To watch Bebe Rexha’s video for “Meant to Be” is to see Florida Georgia Line’s appeal summarized visually. The video—which has been viewed 725M times—is dripping with the band’s flavor. A solo piano line smoothly blends into a beat that you could call “trap lite,” the sonic equivalent of installing an iPhone dock in a vintage Chevy. Bebe Rexha—who kick-started her career by writing on the Rihanna/Eminem hit “The Monster”—walks down the highway shoulder, toting two black trash bags of clothes. She struts in her sequined boots, hitching rides until she comes across a diner in the middle of nowhere with a “help wanted” sign. And which good ol’ boys just so happen to be tearing up the open mic night (which everyone knows every diner has)?

Rexha hops up on stage with the boys, who appear as warm and welcome as she could ever hope them to be.
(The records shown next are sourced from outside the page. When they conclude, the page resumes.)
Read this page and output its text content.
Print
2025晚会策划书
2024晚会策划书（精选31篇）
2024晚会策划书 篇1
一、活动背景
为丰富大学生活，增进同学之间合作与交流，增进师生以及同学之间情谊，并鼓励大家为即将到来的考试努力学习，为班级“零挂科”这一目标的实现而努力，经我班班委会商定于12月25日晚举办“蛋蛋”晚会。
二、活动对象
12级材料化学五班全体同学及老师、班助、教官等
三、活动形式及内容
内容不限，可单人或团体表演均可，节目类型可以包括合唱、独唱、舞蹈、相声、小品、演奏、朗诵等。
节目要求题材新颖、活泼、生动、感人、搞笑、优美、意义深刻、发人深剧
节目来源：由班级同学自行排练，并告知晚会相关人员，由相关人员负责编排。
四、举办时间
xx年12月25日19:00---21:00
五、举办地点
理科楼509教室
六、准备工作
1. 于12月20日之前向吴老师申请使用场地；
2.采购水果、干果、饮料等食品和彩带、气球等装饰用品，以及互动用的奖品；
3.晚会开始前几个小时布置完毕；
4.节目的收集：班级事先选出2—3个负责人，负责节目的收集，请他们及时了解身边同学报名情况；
The karaoke session spills over into the parking lot, and we cut to a live show some time later: Rexha’s own Star is Born moment, but with two badass Jackson Maines, minus all of that annoying narrative baggage.
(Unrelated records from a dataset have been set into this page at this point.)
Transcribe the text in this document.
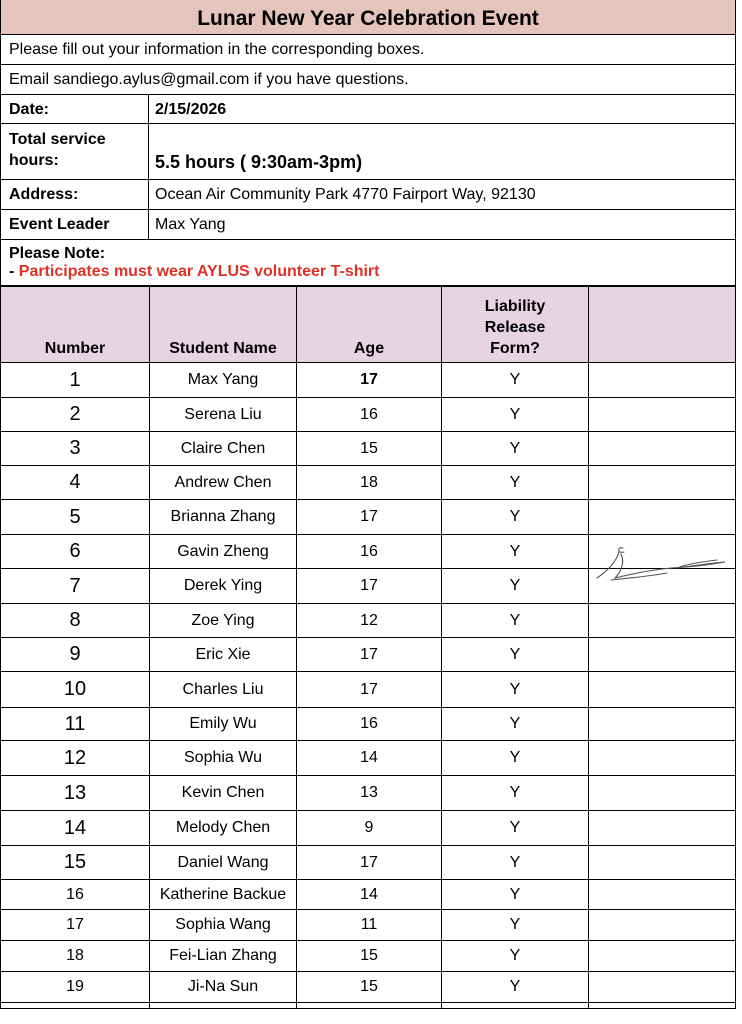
Lunar New Year Celebration Event
Please fill out your information in the corresponding boxes.
Email sandiego.aylus@gmail.com if you have questions.
Date:	2/15/2026
Total service hours:	5.5 hours ( 9:30am-3pm)
Address:	Ocean Air Community Park 4770 Fairport Way, 92130
Event Leader	Max Yang
Please Note:
- Participates must wear AYLUS volunteer T-shirt
Number	Student Name	Age	Liability Release Form?	
1	Max Yang	17	Y	
2	Serena Liu	16	Y	
3	Claire Chen	15	Y	
4	Andrew Chen	18	Y	
5	Brianna Zhang	17	Y	
6	Gavin Zheng	16	Y	
7	Derek Ying	17	Y	
8	Zoe Ying	12	Y	
9	Eric Xie	17	Y	
10	Charles Liu	17	Y	
11	Emily Wu	16	Y	
12	Sophia Wu	14	Y	
13	Kevin Chen	13	Y	
14	Melody Chen	9	Y	
15	Daniel Wang	17	Y	
16	Katherine Backue	14	Y	
17	Sophia Wang	11	Y	
18	Fei-Lian Zhang	15	Y	
19	Ji-Na Sun	15	Y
“We picked the same mindset of, ‘better is better,’ Kelley says. “And you know, it doesn’t matter whose idea it was to get us to the best product, to get us to the best outcome, the best situation. It’s a group effort. We know where we set the bar on some things, so if we feel like it matches the bar of other businesses and things that we’ve done then, ‘Hey, let’s walk down that road and try that.’”

Correction: A previous version of this piece incorrectly stated that Kelley lives in Los Angeles.